Robert Dunham, executive director of the Death Penalty Information Center, was one of the experts I consulted when working on disability and the death penalty last year. At the time, he raised the hope that we might be close to forging a mental-health exemption to capital punishment, but now he says that we're in "pretty much the same place" as we were 15 months ago. Citing a 2014 poll, he tells me that two-thirds of Americans don’t believe that people with severe mental illness should be executed, and notes that over a half-dozen different bills creating an exemption were introduced in state legislatures last session, but they all went nowhere. Meanwhile, courts also haven't ruled such executions unconstitutional.

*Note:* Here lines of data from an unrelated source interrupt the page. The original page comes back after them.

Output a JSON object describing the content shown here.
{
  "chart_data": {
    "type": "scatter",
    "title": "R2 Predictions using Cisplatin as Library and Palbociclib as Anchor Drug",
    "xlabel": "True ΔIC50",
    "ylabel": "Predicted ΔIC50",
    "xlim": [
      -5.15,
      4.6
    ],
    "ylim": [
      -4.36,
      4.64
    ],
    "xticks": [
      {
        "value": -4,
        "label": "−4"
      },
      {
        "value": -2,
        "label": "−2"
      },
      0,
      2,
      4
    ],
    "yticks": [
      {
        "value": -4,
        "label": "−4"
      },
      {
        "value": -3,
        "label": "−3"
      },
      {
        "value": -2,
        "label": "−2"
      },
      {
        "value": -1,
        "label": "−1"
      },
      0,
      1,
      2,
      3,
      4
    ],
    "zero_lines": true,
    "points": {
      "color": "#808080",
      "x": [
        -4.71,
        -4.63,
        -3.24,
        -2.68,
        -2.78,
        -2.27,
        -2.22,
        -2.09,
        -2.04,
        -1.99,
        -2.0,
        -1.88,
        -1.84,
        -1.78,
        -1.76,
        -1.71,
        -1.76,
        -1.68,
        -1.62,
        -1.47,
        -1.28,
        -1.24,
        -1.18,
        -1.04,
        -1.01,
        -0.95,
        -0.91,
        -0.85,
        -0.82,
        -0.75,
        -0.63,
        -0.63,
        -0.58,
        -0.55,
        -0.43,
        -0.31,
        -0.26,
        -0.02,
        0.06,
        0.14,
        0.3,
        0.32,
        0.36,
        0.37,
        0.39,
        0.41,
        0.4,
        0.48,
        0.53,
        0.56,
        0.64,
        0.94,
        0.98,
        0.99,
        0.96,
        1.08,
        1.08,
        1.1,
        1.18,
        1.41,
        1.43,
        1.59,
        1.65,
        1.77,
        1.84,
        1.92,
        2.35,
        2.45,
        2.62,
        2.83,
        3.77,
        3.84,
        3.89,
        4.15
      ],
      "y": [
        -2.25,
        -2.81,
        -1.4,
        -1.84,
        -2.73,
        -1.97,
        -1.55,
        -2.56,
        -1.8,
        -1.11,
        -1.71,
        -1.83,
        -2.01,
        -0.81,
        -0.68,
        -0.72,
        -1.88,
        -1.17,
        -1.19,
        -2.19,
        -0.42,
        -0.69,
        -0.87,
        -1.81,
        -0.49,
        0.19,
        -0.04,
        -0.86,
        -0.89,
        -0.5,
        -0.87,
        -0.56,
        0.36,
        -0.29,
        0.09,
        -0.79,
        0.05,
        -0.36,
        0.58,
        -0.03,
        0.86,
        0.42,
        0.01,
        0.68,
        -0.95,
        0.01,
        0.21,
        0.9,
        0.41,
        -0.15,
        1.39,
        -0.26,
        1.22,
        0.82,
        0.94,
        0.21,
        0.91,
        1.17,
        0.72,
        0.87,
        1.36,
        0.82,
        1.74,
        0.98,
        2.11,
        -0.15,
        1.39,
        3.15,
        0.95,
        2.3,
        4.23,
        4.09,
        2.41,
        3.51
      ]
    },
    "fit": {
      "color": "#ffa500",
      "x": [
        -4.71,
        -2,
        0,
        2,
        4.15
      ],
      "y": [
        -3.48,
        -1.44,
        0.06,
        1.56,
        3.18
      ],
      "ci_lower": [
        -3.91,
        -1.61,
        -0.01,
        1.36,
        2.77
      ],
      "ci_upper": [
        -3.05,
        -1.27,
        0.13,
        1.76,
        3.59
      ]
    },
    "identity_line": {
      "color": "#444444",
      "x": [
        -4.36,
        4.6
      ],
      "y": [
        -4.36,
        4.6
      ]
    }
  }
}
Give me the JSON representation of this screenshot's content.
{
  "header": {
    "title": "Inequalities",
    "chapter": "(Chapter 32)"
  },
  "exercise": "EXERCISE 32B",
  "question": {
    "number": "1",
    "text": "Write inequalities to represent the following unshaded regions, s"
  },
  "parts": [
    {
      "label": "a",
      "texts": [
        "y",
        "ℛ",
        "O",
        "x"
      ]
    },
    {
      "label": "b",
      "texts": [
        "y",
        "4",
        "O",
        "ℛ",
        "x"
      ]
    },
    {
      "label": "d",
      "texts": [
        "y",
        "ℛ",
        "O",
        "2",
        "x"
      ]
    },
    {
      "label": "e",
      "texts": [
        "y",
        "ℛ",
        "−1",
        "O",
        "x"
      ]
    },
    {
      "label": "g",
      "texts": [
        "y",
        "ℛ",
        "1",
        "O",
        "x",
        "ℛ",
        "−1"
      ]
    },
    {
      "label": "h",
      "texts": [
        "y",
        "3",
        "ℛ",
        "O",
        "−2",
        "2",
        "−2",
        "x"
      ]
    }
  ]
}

"This execution is in many respects typical of the cases that end up in execution," Dunham says of the Rockwell case. "If the evidence of mental illness had been properly presented at trial, he would never have been sentenced to death."
The status quo is shifting: Just last week, the state of Washington abolished the death penalty after a compelling statistical analysis demonstrated that juries were four times more likely to condemn black defendants than white defendants. Eventually, either wholesale abolition or at least expanded exemptions will come to the remaining death penalty states, including Texas, but likely not in time for Kwame Rockwell.